Wie der Name der Erkrankung andeutet, bedeutet Displacement of Cervical Intervertebral Disc without Myelopathy  einen Bruch oder eine Vorwölbung der zervikalen Bandscheiben zwischen den benachbarten Wirbeln An dieser Stelle muss erwähnt werden, dass es sich nicht um eine vollständige Dislokation der Bandscheibe als solche handelt, sondern lediglich um eine Vorwölbung oder einen Bandscheibenvorfall. Tatsächlich gibt es in der Region, in der die Wirbelsäule auf den Schädel trifft (C1-Wirbel), sowie zwischen den C1- und C2-Wirbeln keine Bandscheiben. Von C2 bis C7 kann jedoch aus einer Reihe von Gründen der Zustand einer zervikalen Bandscheibe auftreten, die durch die benachbarten Wirbel hervorsteht. Myelopathie ist ein Zustand, der sich auf neurologische Defizite in Bezug auf das Rückenmark bezieht. Das neurologische Defizit nach einer Schädigung sensorischer Nervenfasern verursacht Symptome von Kribbeln und Taubheit, und eine Schädigung des motorischen Nervs führt zu Muskelschwäche. Die Verschiebung der zervikalen Bandscheibe kann je nach Ausmaß der Verschiebung eine Myelopathie verursachen oder auch nicht. Während der Anfangsstadien einer leichten bis mittelschweren Dislokation der zervikalen Bandscheibe wird keine Myelopathie beobachtet, da das Rückenmark oder der Spinalnerv nicht gequetscht oder gereizt werden; Wenn die Erkrankung jedoch in diesem Stadium nicht behandelt wird, kann dies zu schwerwiegenden Problemen führen.

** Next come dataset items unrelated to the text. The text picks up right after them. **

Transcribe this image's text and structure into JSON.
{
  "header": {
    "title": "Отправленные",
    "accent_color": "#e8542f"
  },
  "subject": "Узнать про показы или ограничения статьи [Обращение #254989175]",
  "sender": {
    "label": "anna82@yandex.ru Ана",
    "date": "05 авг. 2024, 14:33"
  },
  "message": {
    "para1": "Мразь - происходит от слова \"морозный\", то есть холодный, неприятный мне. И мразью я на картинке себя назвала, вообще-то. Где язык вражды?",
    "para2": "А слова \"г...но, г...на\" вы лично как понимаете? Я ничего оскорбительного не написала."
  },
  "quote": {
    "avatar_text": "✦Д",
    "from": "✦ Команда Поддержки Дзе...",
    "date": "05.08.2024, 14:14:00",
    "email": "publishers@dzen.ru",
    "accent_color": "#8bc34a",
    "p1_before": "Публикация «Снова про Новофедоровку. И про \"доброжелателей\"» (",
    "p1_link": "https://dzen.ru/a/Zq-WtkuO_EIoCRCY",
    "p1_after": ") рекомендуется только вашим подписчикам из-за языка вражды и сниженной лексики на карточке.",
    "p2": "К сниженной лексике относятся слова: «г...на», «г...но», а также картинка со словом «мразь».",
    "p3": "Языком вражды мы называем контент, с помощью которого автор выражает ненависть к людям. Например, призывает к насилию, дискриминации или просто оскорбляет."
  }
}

Von den Wirbeln C2 bis C7 gibt es Bandscheiben zwischen jedem der benachbarten Wirbel. Die Bandscheibe enthält eine weiche, geleeartige Substanz in der Mitte der Bandscheibe, die als Nucleus pulposus bekannt ist. Bandscheibe und Nucleus pulposus wirken wie ein Kissen und absorbieren jeden Stoß, der mit der Bewegung des Halses verbunden ist, und schützen das Rückenmark. Der Nucleus pulposus wird durch den umgebenden zähen Annulus fibrosis geschützt, der aus zähem fibrösem Gewebe besteht. Somit wird die Bandscheibe durch den inneren weichen Nucleus pulposus und den äußeren zähen Annulus fibrosis gebildet.

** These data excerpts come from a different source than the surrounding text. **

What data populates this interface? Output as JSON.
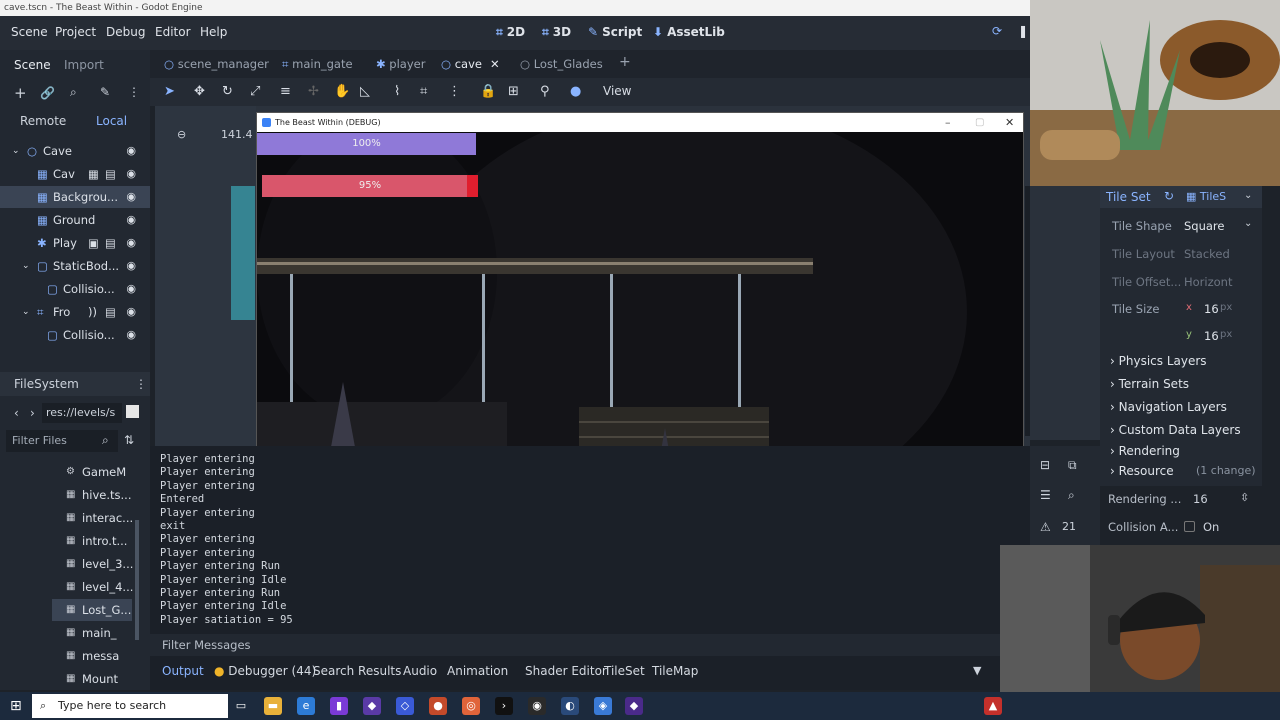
{
  "window_title": "cave.tscn - The Beast Within - Godot Engine",
  "menu": {
    "items": [
      "Scene",
      "Project",
      "Debug",
      "Editor",
      "Help"
    ],
    "workspaces": [
      "2D",
      "3D",
      "Script",
      "AssetLib"
    ]
  },
  "left_dock": {
    "tabs": [
      "Scene",
      "Import"
    ],
    "remote": "Remote",
    "local": "Local",
    "tree": [
      "Cave",
      "Cav",
      "Backgrou...",
      "Ground",
      "Play",
      "StaticBod...",
      "Collisio...",
      "Fro",
      "Collisio..."
    ],
    "filesystem_tab": "FileSystem",
    "path": "res://levels/s",
    "filter_placeholder": "Filter Files",
    "files": [
      "GameM",
      "hive.ts...",
      "interac...",
      "intro.t...",
      "level_3...",
      "level_4...",
      "Lost_G...",
      "main_",
      "messa",
      "Mount"
    ]
  },
  "scene_tabs": [
    "scene_manager",
    "main_gate",
    "player",
    "cave",
    "Lost_Glades"
  ],
  "toolbar": {
    "view_label": "View",
    "zoom": "141.4"
  },
  "game_window": {
    "title": "The Beast Within (DEBUG)",
    "health_label": "100%",
    "health_value": 1.0,
    "satiation_label": "95%",
    "satiation_value": 0.95
  },
  "output": {
    "lines": [
      "Player entering",
      "Player entering",
      "Player entering",
      "Entered",
      "Player entering",
      "exit",
      "Player entering",
      "Player entering",
      "Player entering Run",
      "Player entering Idle",
      "Player entering Run",
      "Player entering Idle",
      "Player satiation = 95"
    ],
    "filter_placeholder": "Filter Messages",
    "bottom_tabs": [
      "Output",
      "Debugger (44)",
      "Search Results",
      "Audio",
      "Animation",
      "Shader Editor",
      "TileSet",
      "TileMap"
    ]
  },
  "inspector": {
    "tab": "Tile Set",
    "tab2": "TileS",
    "tile_shape_label": "Tile Shape",
    "tile_shape_value": "Square",
    "tile_layout_label": "Tile Layout",
    "tile_layout_value": "Stacked",
    "tile_offset_label": "Tile Offset...",
    "tile_offset_value": "Horizont",
    "tile_size_label": "Tile Size",
    "tile_size_x": "16",
    "tile_size_y": "16",
    "px": "px",
    "sections": [
      "Physics Layers",
      "Terrain Sets",
      "Navigation Layers",
      "Custom Data Layers",
      "Rendering",
      "Resource"
    ],
    "resource_note": "(1 change)",
    "rendering_label": "Rendering ...",
    "rendering_value": "16",
    "collision_label": "Collision A...",
    "collision_value": "On",
    "count": "21"
  },
  "taskbar": {
    "search_placeholder": "Type here to search"
  },
  "colors": {
    "accent": "#8ab4ff",
    "health": "#8f79d8",
    "satiation": "#d9566b",
    "satiation_end": "#e01e2e",
    "water": "#2aa4b0"
  }
}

Wenn dieser Annulus fibrosus in bestimmten Bereichen der Halswirbelsäule schwach wird, ragt der gelartige Nucleus pulposus heraus und dringt in den Spinalkanal ein. Dies wird als Herniation oder Verschiebung der zervikalen Bandscheibe bezeichnet. Je nach Ausmaß des Eindringens wird entweder das Rückenmark komprimiert oder die Nerven komprimiert oder verlassen oder beides kann passieren.

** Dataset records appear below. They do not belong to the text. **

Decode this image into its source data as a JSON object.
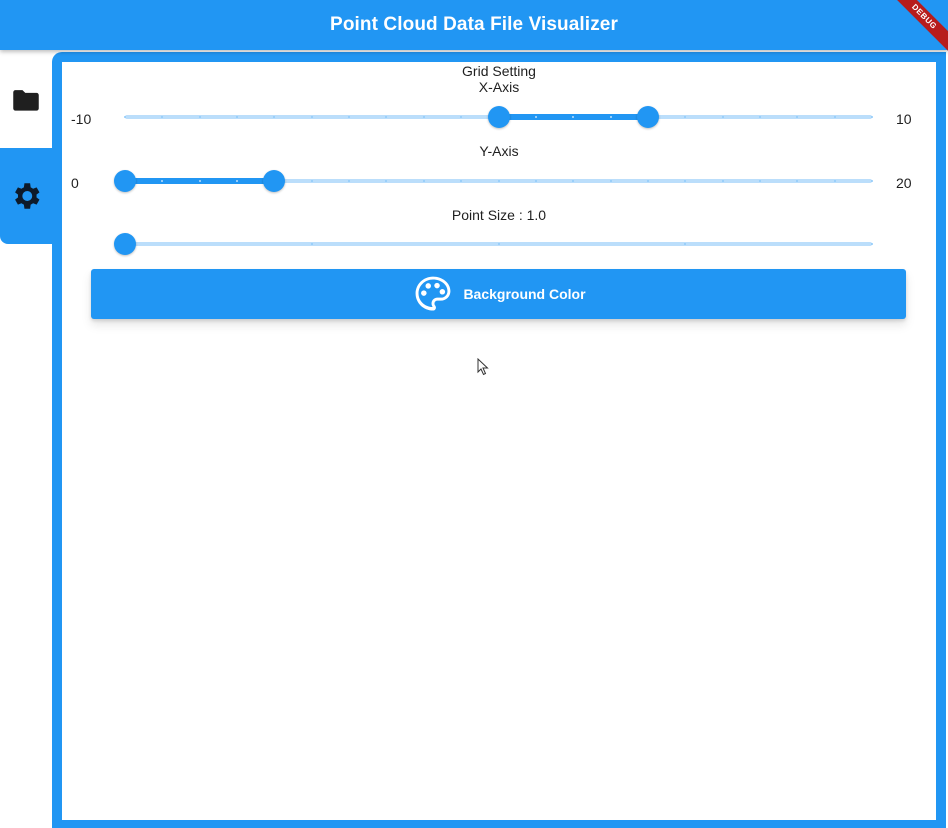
{
  "app": {
    "title": "Point Cloud Data File Visualizer",
    "debug_banner": "DEBUG",
    "primary_color": "#2196F3"
  },
  "sidebar": {
    "tabs": [
      {
        "icon": "folder-icon",
        "selected": false
      },
      {
        "icon": "settings-gear-icon",
        "selected": true
      }
    ]
  },
  "settings": {
    "heading": "Grid Setting",
    "x_axis": {
      "label": "X-Axis",
      "min_label": "-10",
      "max_label": "10",
      "min": -10,
      "max": 10,
      "start": 0,
      "end": 4,
      "divisions": 20
    },
    "y_axis": {
      "label": "Y-Axis",
      "min_label": "0",
      "max_label": "20",
      "min": 0,
      "max": 20,
      "start": 0,
      "end": 4,
      "divisions": 20
    },
    "point_size": {
      "label": "Point Size : 1.0",
      "value": 1.0,
      "min": 1.0,
      "max": 5.0,
      "divisions": 4
    },
    "background_button": {
      "label": "Background Color",
      "icon": "palette-icon"
    }
  }
}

Häufige Symptome einer Dislokation der zervikalen Bandscheibe ohne Myelopathie

Das Ausmaß der Beschwerden hängt vom Ausmaß der Verlagerung oder des Bandscheibenvorfalls der Halswirbelsäule ab. Zu den häufigsten Symptomen einer zervikalen Bandscheibe ohne Myelopathie gehören jedoch –

  • Kribbeln.
  • Taubheit.
  • Schmerzen im Nacken , in der Schulter und in den Armen.
  • Schwäche in Nacken-, Schulter- und Armmuskulatur.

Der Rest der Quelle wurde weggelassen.